Die Beschwerdeführer haben dem Land Niederösterreich Aufwendungen in der Höhe von insgesamt S 4.565,-- und der erstmitbeteiligten Partei Aufwendungen in der Höhe von S 12.740,-- jeweils binnen zwei Wochen bei sonstiger Exekution zu ersetzen. Das Mehrbegehren der erstmitbeteiligten Partei wird abgewiesen.
Begründung
Die Beschwerdeführer sind je zur Hälfte Miteigentümer des Grundstückes Nr. 66/165 der Liegenschaft EZ 847,
Grundbuch 05210 L. Dieses Grundstück befindet sich im Bauland-Wohngebiet.
Anläßlich einer "Beschau" betreffend die Überprüfung einer nichtgenehmigten Baulichkeit am wurde von der Baubehörde erster Instanz festgestellt, daß auf dem vorbezeichneten Grundstück ca. 3,50 m von der rückwärtigen Grundstücksgrenze entfernt ein Gebäude im Ausmaß von ca. 4 m x 4,90 m errichtet worden ist, für welches keine Baubewilligung vorliegt. Rund die Hälfte dieses Gebäudes wird als Stall für Hühner verwendet, für welche auch im Freien ein Auslauf vorgesehen ist. Als Ergebnis dieser Verhandlung ist in der Niederschrift vom festgehalten, daß umgehend, d.h. bis längstens , mit entsprechenden Einreichplänen um Erteilung der nachträglichen Baubewilligung und Benützungsbewilligung anzusuchen ist.

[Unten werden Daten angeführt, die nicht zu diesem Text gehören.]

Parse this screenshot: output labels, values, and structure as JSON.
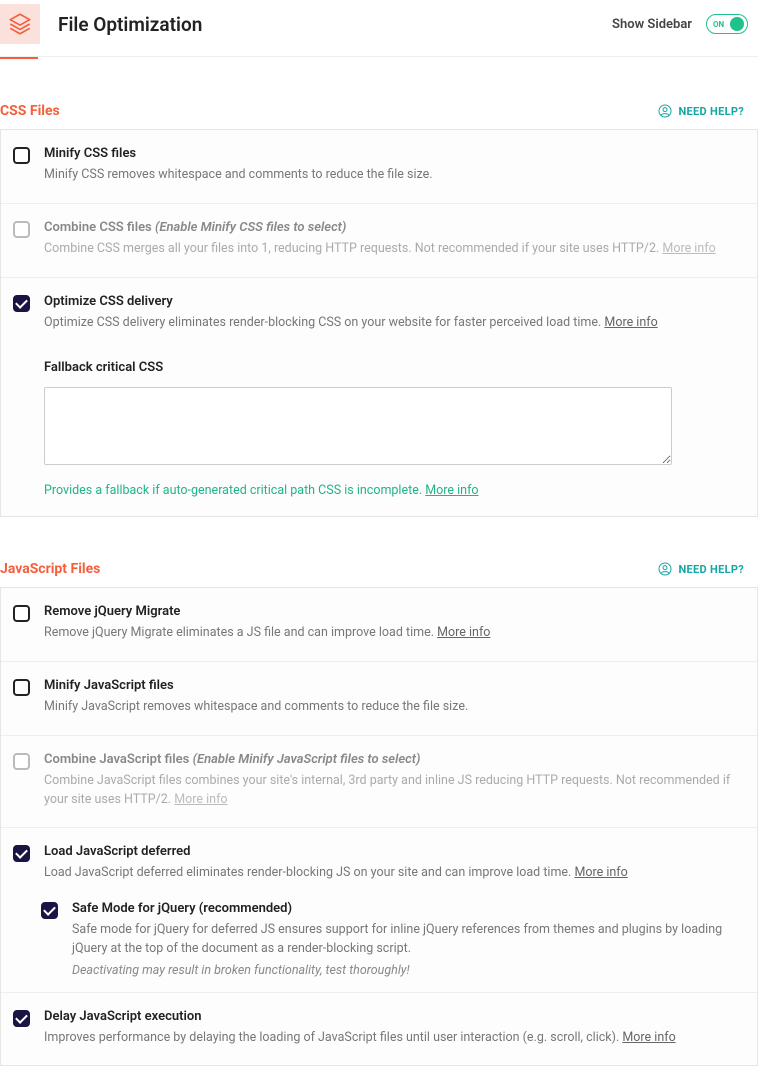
{
  "header": {
    "title": "File Optimization",
    "show_sidebar_label": "Show Sidebar",
    "toggle_text": "ON"
  },
  "help_label": "NEED HELP?",
  "more_info_label": "More info",
  "sections": {
    "css": {
      "title": "CSS Files",
      "options": {
        "minify": {
          "title": "Minify CSS files",
          "desc": "Minify CSS removes whitespace and comments to reduce the file size."
        },
        "combine": {
          "title": "Combine CSS files",
          "hint": "(Enable Minify CSS files to select)",
          "desc": "Combine CSS merges all your files into 1, reducing HTTP requests. Not recommended if your site uses HTTP/2."
        },
        "optimize": {
          "title": "Optimize CSS delivery",
          "desc": "Optimize CSS delivery eliminates render-blocking CSS on your website for faster perceived load time.",
          "fallback_label": "Fallback critical CSS",
          "fallback_note": "Provides a fallback if auto-generated critical path CSS is incomplete."
        }
      }
    },
    "js": {
      "title": "JavaScript Files",
      "options": {
        "remove_migrate": {
          "title": "Remove jQuery Migrate",
          "desc": "Remove jQuery Migrate eliminates a JS file and can improve load time."
        },
        "minify": {
          "title": "Minify JavaScript files",
          "desc": "Minify JavaScript removes whitespace and comments to reduce the file size."
        },
        "combine": {
          "title": "Combine JavaScript files",
          "hint": "(Enable Minify JavaScript files to select)",
          "desc": "Combine JavaScript files combines your site's internal, 3rd party and inline JS reducing HTTP requests. Not recommended if your site uses HTTP/2."
        },
        "defer": {
          "title": "Load JavaScript deferred",
          "desc": "Load JavaScript deferred eliminates render-blocking JS on your site and can improve load time.",
          "safe_mode": {
            "title": "Safe Mode for jQuery (recommended)",
            "desc": "Safe mode for jQuery for deferred JS ensures support for inline jQuery references from themes and plugins by loading jQuery at the top of the document as a render-blocking script.",
            "warning": "Deactivating may result in broken functionality, test thoroughly!"
          }
        },
        "delay": {
          "title": "Delay JavaScript execution",
          "desc": "Improves performance by delaying the loading of JavaScript files until user interaction (e.g. scroll, click)."
        }
      }
    }
  }
}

Mit Eingabe vom beantragten die Beschwerdeführer "die Erteilung einer Baubewilligung für das Nebengebäude" auf dem obbezeichneten Grundstück gemäß Einreichplan und Baubeschreibung. Die Baubeschreibung wurde mit Eingabe vom wie folgt ergänzt:
"Die Hühnerhaltung erfolgt im westlichen Teil des Raumes 1 (ca. 4 m2). Die Anzahl der Hühner beträgt zur Zeit 10 Stück.
Der Auslauf der Hühner ist variabel und stellt keine Baulichkeit dar, da keine feste Verbindung mit dem Terrain vorhanden ist."
Mit Bescheid des Bürgermeisters der zweitmitbeteiligten Partei vom (das bis dahin im Verwaltungsakt dokumentierte Verwaltungsgeschehen ist nicht entscheidungsrelevant) wurde den Beschwerdeführern über deren Ansuchen aufgrund des Ergebnisses der Bauverhandlung vom gemäß § 92 Abs. 1 Z. 1 in Verbindung mit § 100 Abs. 1 der NÖ Bauordnung 1976 die nachträgliche Bewilligung zum Neubau für das Nebengebäude auf dem gleichzeitig zum Bauplatz erklärten Grundstück Nr. 66/165 erteilt. Folgende Auflagen wurden erteilt:
"1. Der Verwendungszweck des Nebengebäudes wird im Ausmaß von 4 m2 als Stallung für die Haltung von neun Hühnern und einem Hahn, hinsichtlich des restlichen Teiles als Abstellraum festgelegt.
Die Haltung von mehr als einem Hahn ist untersagt.
Der Auslauf der Hühner muß so angelegt werden, daß zu den Nachbargrundstücken zumindest ein Abstand von 3 m besteht."
Den dagegen erhobenen Berufungen der Beschwerdeführer und des anrainenden Erstmitbeteiligten wurde mit Bescheid des Gemeinderates der zweitmitbeteiligten Partei vom keine Folge gegeben. Die Haltung von neun Hühnern und einem Hahn sei aufgrund der eingeholten Sachverständigengutachten "gerade noch ohne gravierende Belästigung der Anrainer, die das örtlich zumutbare Maß übersteigen, bewilligungsfähig".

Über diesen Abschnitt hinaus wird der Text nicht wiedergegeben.